Food Minister K V Thomas has said south-west monsoon rains are expected to be "satisfactory" barring some states in South India.
The first monsoon forecast for the June-September period of this year will be officially released later in the day.
Last week, Agriculture Minister Sharad Pawar had said India Meteorological Department was expecting normal monsoon. Even forecast from private firm Skymet noted normal rains.
South-west monsoon begins from June, when sowing of Kharif (summer) crops like paddy are undertaken.
"We have an assessment of monsoon.

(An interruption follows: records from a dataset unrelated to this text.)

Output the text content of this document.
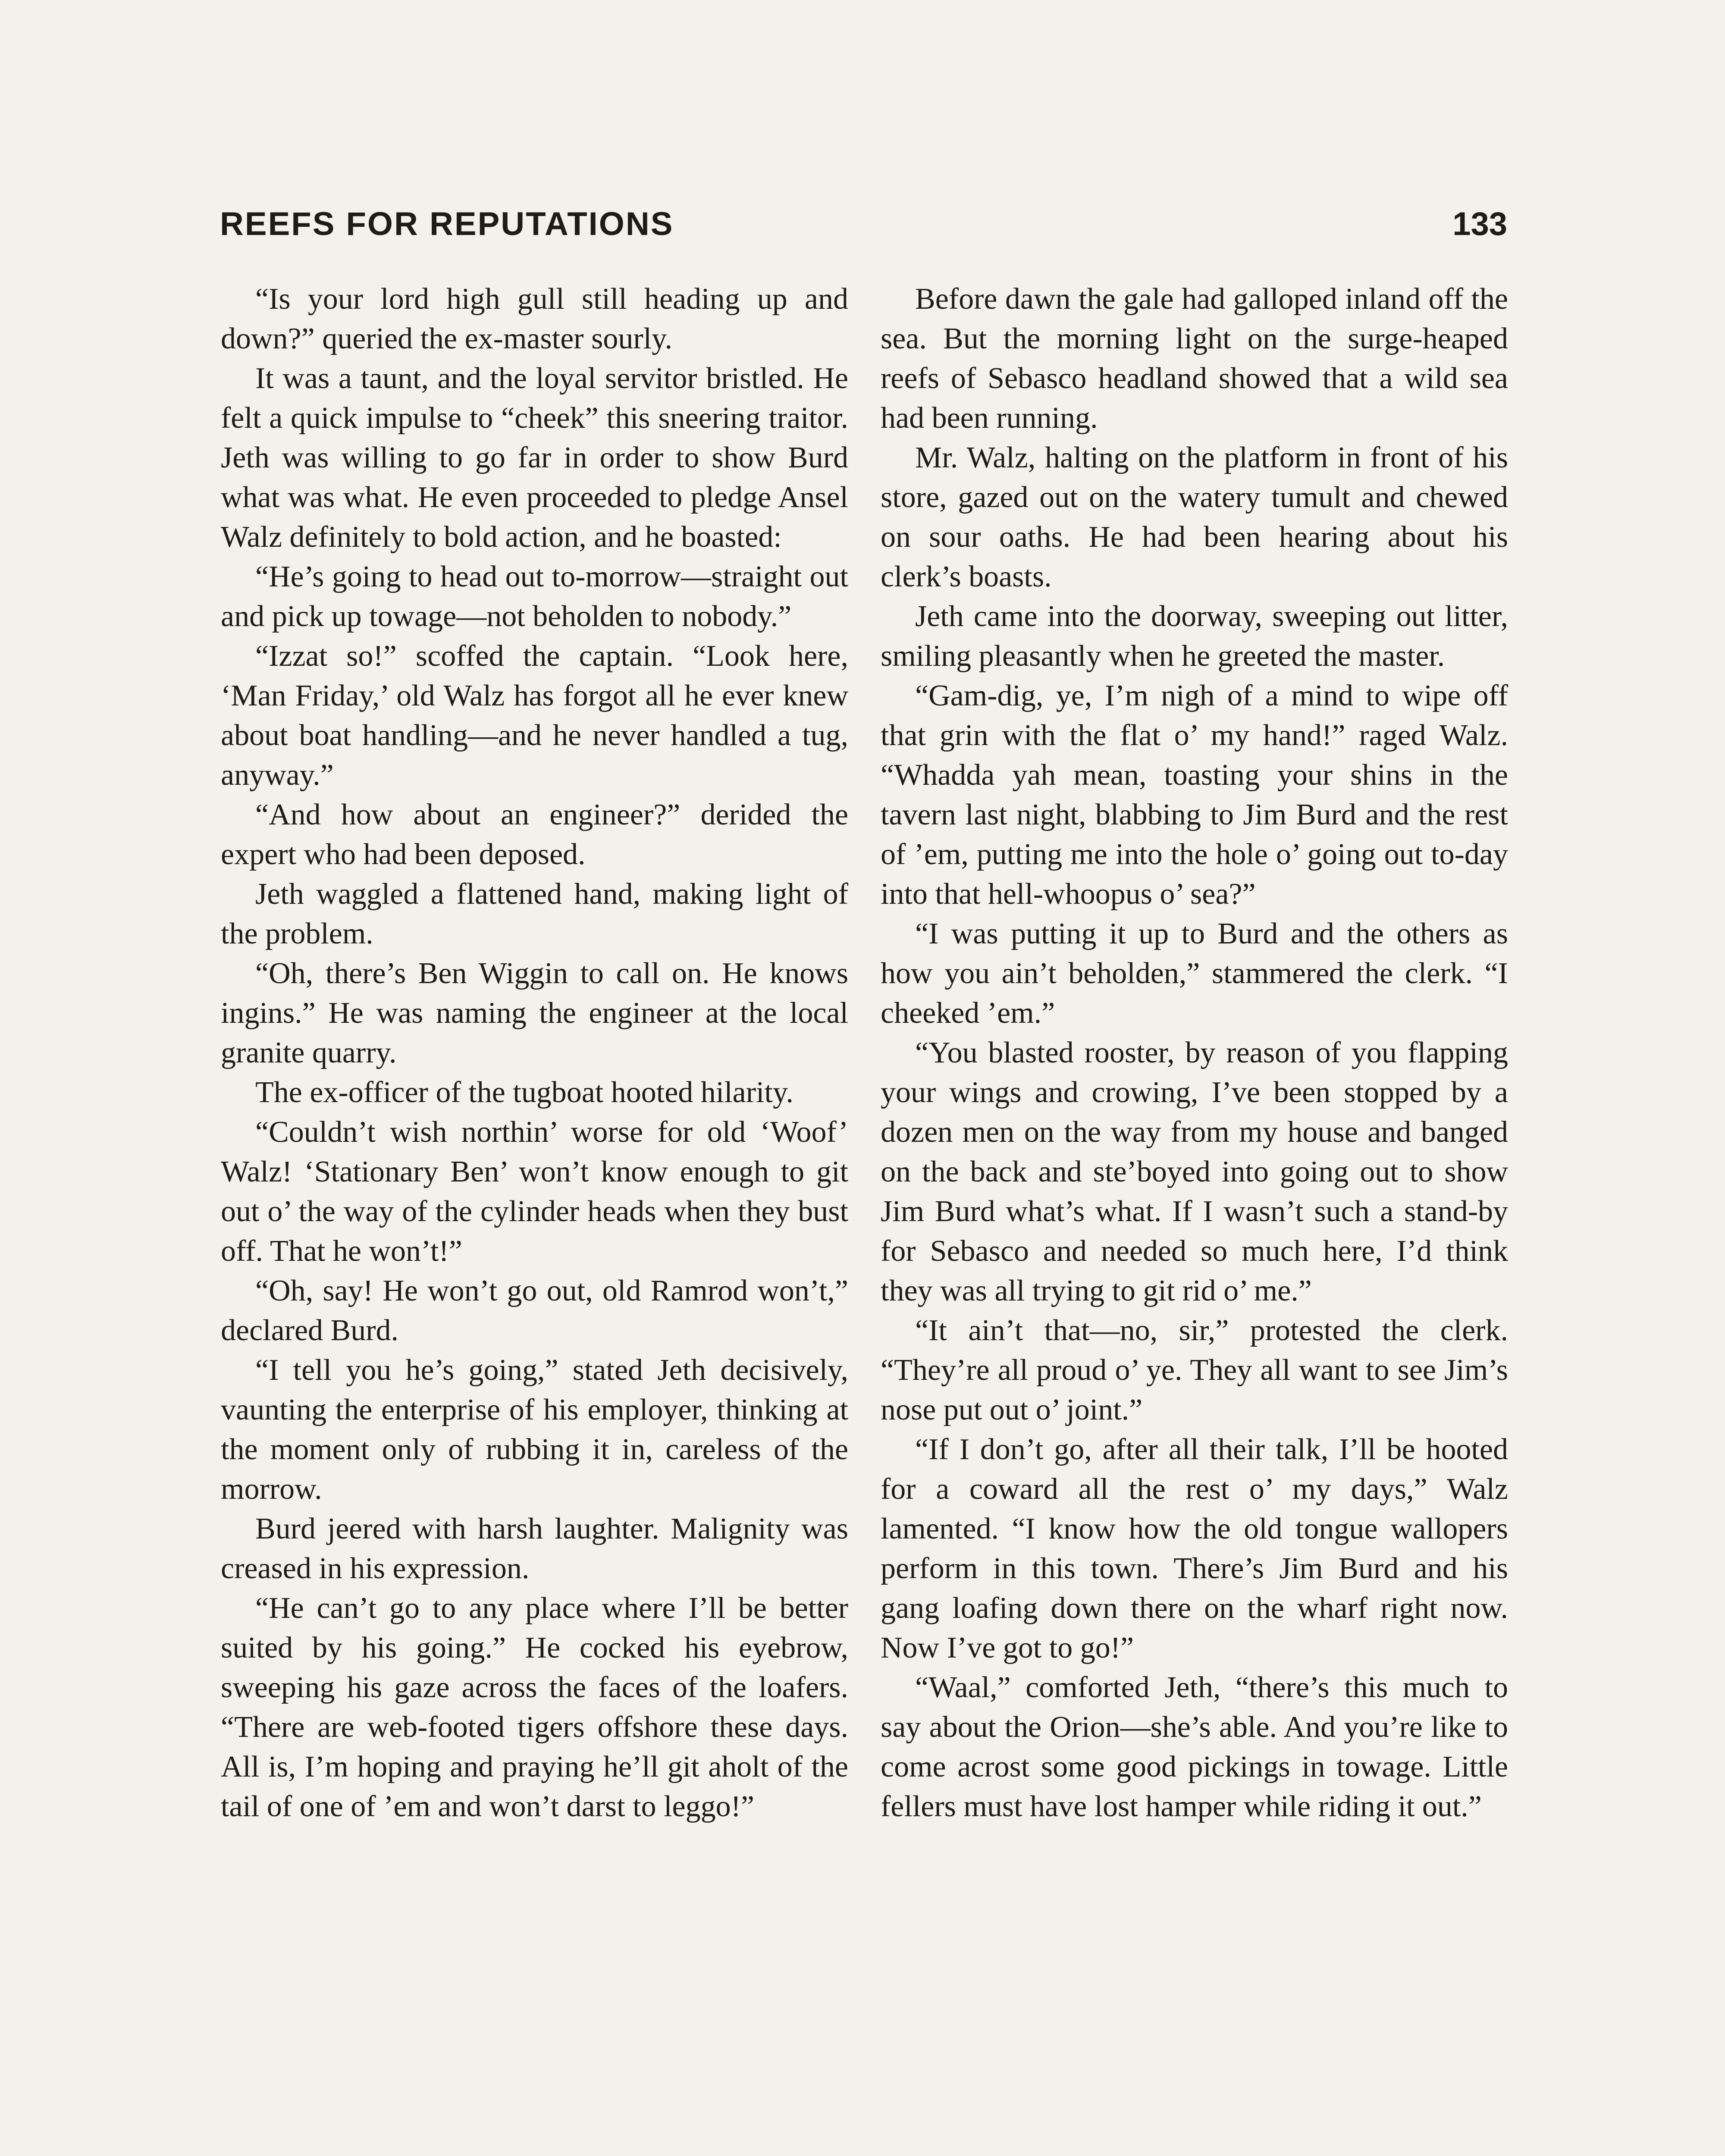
REEFS FOR REPUTATIONS	133

“Is your lord high gull still heading up and down?” queried the ex-master sourly.

It was a taunt, and the loyal servitor bristled. He felt a quick impulse to “cheek” this sneering traitor. Jeth was willing to go far in order to show Burd what was what. He even proceeded to pledge Ansel Walz definitely to bold action, and he boasted:

“He’s going to head out to-morrow—straight out and pick up towage—not beholden to nobody.”

“Izzat so!” scoffed the captain. “Look here, ‘Man Friday,’ old Walz has forgot all he ever knew about boat handling—and he never handled a tug, anyway.”

“And how about an engineer?” derided the expert who had been deposed.

Jeth waggled a flattened hand, making light of the problem.

“Oh, there’s Ben Wiggin to call on. He knows ingins.” He was naming the engineer at the local granite quarry.

The ex-officer of the tugboat hooted hilarity.

“Couldn’t wish northin’ worse for old ‘Woof’ Walz! ‘Stationary Ben’ won’t know enough to git out o’ the way of the cylinder heads when they bust off. That he won’t!”

“Oh, say! He won’t go out, old Ramrod won’t,” declared Burd.

“I tell you he’s going,” stated Jeth decisively, vaunting the enterprise of his employer, thinking at the moment only of rubbing it in, careless of the morrow.

Burd jeered with harsh laughter. Malignity was creased in his expression.

“He can’t go to any place where I’ll be better suited by his going.” He cocked his eyebrow, sweeping his gaze across the faces of the loafers. “There are web-footed tigers offshore these days. All is, I’m hoping and praying he’ll git aholt of the tail of one of ’em and won’t darst to leggo!”

Before dawn the gale had galloped inland off the sea. But the morning light on the surge-heaped reefs of Sebasco headland showed that a wild sea had been running.

Mr. Walz, halting on the platform in front of his store, gazed out on the watery tumult and chewed on sour oaths. He had been hearing about his clerk’s boasts.

Jeth came into the doorway, sweeping out litter, smiling pleasantly when he greeted the master.

“Gam-dig, ye, I’m nigh of a mind to wipe off that grin with the flat o’ my hand!” raged Walz. “Whadda yah mean, toasting your shins in the tavern last night, blabbing to Jim Burd and the rest of ’em, putting me into the hole o’ going out to-day into that hell-whoopus o’ sea?”

“I was putting it up to Burd and the others as how you ain’t beholden,” stammered the clerk. “I cheeked ’em.”

“You blasted rooster, by reason of you flapping your wings and crowing, I’ve been stopped by a dozen men on the way from my house and banged on the back and ste’boyed into going out to show Jim Burd what’s what. If I wasn’t such a stand-by for Sebasco and needed so much here, I’d think they was all trying to git rid o’ me.”

“It ain’t that—no, sir,” protested the clerk. “They’re all proud o’ ye. They all want to see Jim’s nose put out o’ joint.”

“If I don’t go, after all their talk, I’ll be hooted for a coward all the rest o’ my days,” Walz lamented. “I know how the old tongue wallopers perform in this town. There’s Jim Burd and his gang loafing down there on the wharf right now. Now I’ve got to go!”

“Waal,” comforted Jeth, “there’s this much to say about the Orion—she’s able. And you’re like to come acrost some good pickings in towage. Little fellers must have lost hamper while riding it out.”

Monsoon will be quite satisfactory in India except the southern tip - Kerala, Karnataka and Tamil Nadu," Thomas said on the sidelines of an event in the national capital.
Monsoon rains in these southern states may be delayed or could be less than the normal level, the minister said.

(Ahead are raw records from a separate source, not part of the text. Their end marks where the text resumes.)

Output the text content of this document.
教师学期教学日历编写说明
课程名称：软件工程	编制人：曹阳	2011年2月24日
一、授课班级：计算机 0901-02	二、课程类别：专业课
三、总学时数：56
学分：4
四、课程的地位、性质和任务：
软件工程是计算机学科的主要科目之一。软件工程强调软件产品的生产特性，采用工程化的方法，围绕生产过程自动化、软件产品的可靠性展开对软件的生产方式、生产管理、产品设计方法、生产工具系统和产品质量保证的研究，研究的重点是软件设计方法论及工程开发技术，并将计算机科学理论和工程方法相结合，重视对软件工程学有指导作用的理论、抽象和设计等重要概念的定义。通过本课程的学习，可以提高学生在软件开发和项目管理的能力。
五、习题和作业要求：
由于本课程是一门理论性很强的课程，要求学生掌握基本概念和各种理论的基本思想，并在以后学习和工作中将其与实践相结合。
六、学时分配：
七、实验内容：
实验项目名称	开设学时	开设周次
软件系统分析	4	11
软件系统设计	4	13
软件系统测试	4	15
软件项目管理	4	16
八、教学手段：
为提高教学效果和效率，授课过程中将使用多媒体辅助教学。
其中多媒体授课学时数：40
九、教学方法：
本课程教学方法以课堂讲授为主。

Monsoon rains are crucial for the agriculture sector, which contributes about 15 per cent to the country's GDP, as only 40 per cent of the total cultivable area is under irrigation.

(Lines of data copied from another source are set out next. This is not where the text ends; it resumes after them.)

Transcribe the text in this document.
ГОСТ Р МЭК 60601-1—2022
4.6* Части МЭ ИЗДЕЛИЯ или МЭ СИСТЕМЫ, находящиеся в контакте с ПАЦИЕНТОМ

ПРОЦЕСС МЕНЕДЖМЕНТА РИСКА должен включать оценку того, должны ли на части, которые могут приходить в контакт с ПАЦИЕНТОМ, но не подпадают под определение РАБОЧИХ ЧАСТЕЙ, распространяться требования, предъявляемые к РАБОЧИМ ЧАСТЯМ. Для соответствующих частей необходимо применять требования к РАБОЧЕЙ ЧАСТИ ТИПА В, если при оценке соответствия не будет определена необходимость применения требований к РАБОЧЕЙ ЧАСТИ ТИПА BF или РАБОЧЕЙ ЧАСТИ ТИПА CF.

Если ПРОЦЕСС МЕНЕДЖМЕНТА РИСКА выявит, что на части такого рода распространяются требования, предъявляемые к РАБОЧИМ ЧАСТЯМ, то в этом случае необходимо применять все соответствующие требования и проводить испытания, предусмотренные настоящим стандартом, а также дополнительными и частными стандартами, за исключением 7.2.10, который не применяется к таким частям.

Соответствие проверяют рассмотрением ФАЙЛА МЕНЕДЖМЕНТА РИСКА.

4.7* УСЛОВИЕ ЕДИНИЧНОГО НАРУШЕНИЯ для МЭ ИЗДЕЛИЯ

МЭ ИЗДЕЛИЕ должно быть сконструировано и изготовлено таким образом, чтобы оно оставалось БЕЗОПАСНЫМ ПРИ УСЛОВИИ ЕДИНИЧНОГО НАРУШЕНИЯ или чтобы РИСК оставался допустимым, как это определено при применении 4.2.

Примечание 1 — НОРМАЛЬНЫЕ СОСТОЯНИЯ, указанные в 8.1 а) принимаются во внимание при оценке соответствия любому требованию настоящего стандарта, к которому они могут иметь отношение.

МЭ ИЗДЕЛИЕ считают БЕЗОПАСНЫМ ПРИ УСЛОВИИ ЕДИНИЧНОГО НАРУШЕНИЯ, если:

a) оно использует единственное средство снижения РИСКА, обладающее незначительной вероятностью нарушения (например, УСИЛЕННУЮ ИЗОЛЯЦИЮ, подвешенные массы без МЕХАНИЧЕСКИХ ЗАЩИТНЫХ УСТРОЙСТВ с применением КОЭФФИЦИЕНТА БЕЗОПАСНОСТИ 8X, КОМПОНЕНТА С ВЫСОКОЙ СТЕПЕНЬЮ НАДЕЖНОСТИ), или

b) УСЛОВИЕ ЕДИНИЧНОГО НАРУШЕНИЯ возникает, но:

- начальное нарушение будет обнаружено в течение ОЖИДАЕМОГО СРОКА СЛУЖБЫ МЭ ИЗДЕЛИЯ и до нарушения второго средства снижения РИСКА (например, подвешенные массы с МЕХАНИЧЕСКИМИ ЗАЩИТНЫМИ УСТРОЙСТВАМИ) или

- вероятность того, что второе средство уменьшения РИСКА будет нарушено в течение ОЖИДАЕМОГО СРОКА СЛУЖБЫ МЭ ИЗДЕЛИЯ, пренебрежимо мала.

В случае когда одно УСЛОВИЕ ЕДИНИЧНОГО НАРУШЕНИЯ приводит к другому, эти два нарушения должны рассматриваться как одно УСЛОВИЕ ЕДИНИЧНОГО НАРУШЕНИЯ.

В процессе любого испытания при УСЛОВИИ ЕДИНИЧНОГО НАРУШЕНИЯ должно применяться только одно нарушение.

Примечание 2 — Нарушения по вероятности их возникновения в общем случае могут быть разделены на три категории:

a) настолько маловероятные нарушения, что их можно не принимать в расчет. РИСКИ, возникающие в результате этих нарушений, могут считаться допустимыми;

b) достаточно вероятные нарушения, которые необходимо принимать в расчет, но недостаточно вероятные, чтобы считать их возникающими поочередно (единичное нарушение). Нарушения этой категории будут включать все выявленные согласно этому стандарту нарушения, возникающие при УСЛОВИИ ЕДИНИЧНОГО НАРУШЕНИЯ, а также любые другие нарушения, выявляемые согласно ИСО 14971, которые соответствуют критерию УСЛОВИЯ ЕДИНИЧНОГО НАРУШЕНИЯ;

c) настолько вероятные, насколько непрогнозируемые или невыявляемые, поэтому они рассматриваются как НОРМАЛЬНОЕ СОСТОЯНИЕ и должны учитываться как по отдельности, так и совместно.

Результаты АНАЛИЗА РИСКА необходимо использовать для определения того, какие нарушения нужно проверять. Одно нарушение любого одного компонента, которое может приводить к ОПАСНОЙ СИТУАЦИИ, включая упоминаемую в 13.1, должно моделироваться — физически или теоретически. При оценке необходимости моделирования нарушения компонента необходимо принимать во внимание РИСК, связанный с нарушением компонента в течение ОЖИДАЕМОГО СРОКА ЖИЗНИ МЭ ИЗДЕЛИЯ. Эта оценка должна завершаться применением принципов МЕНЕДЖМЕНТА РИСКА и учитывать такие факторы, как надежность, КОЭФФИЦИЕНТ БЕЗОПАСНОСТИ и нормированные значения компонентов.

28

This year's monsoon is crucial for Maharasthra, Karnataka and Gujarat, which are facing worst drought.
Noting that normal rains augurs well for the country's agri-sector, Thomas said: "Our food production will be comfortably good in the coming year. Wheat production will be as it was in the last year and not less than that."
Food production in 2012-13 crop year (July-June) is estimated to touch 250.14 million tonnes, of which wheat is expected to be 92.30 million tonnes.
On foodgrains storage situation, Thomas said all arrangement for procurement of wheat and even storage has been made ahead of monsoon rains.